Which set is this though? The closest I can find for an S scale Black Diamond is a surprisingly cool bullet train.


----------



## flyernut (Oct 31, 2010)

400E Blue Comet said:


> I think I actually have both of those, but they need work. I know there's a plastic one, but what's the four piece boiler engine? The tin tender 4-4-2?
> 
> Which set is this though? The closest I can find for an S scale Black Diamond is a surprisingly cool bullet train.


The 4-piece boiler 302 does have a tin tender.4-piece means the loco is diecast, with a removable boiler face, removable cow catcher, removable steam chest, and fancier linkages.


----------



## 400E Blue Comet (Jul 11, 2014)

flyernut said:


> The 4-piece boiler 302 does have a tin tender.4-piece means the loco is diecast, with a removable boiler face, removable cow catcher, removable steam chest, and fancier linkages.

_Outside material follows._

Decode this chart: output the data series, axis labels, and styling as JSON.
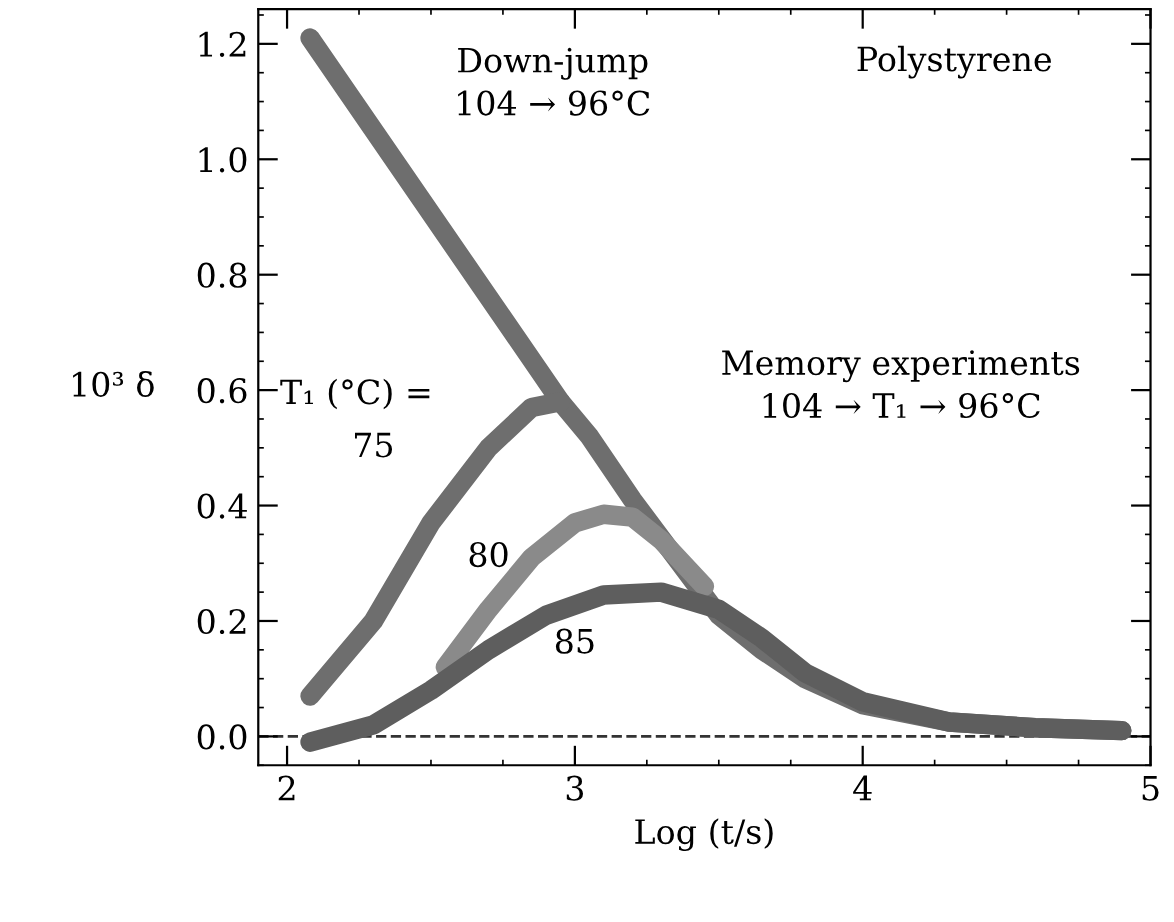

Ah, those are probably the ones I have then. The plastic one looks cheaper, and the 4-piece looks like it has a little more quality, so I guess it depends on what the passenger set looks like. Something tin or more expensive would probably go with the 4-piece, but then again the plastic one has the normal opening and closing coupler so it could go with that.


----------



## longle (Mar 7, 2015)

There are also 2 types of steam linkage. The early ones (4 pc) had a more complex linkage while later ones had a simple slide linkage. Also, early ones had real wire handrails while on later ones the handrails were molded in. The same thing can be said for the 300AC (no smoke, no choo-choo version).

Images from American Flyer Express.

http://americanflyerexpress.com/index.htm


----------



## flyernut (Oct 31, 2010)

longle said:


> There are also 2 types of steam linkage. The early ones (4 pc) had a more complex linkage while later ones had a simple slide linkage. Also, early ones had real wire handrails while on later ones the handrails were molded in. The same thing can be said for the 300AC (no smoke, no choo-choo version).
> 
> Images from American Flyer Express.
> 
> http://americanflyerexpress.com/index.htm


And then add the different types of lettering,lol..Large block vs.the skinnier type, and silver vs white.. What the heck was Gilbert thinking,lol...


----------



## longle (Mar 7, 2015)

Ain't it the truth! While there are numerous differences during the life cycle of almost all the Flyer products the one that I find most mysterious is the #290 loco series. Every other loco made by Gilbert bore a road name except the #290. Supposedly it was based on a New York, New Haven, and Hartford engine but never carried the markings. It just seems so odd.


----------



## flyernut (Oct 31, 2010)

longle said:


> Ain't it the truth! While there are numerous differences during the life cycle of almost all the Flyer products the one that I find most mysterious is the #290 loco series. Every other loco made by Gilbert bore a road name except the #290. Supposedly it was based on a New York, New Haven, and Hartford engine but never carried the markings. It just seems so odd.


Yep, my 290 has no road name, but my 293 has the NY, N Haven, and Hartford. Both engines are on the layout right now.


----------



## Nuttin But Flyer (Dec 19, 2011)

Hmmm, never noticed that on the 290...bit curious to say the least.


----------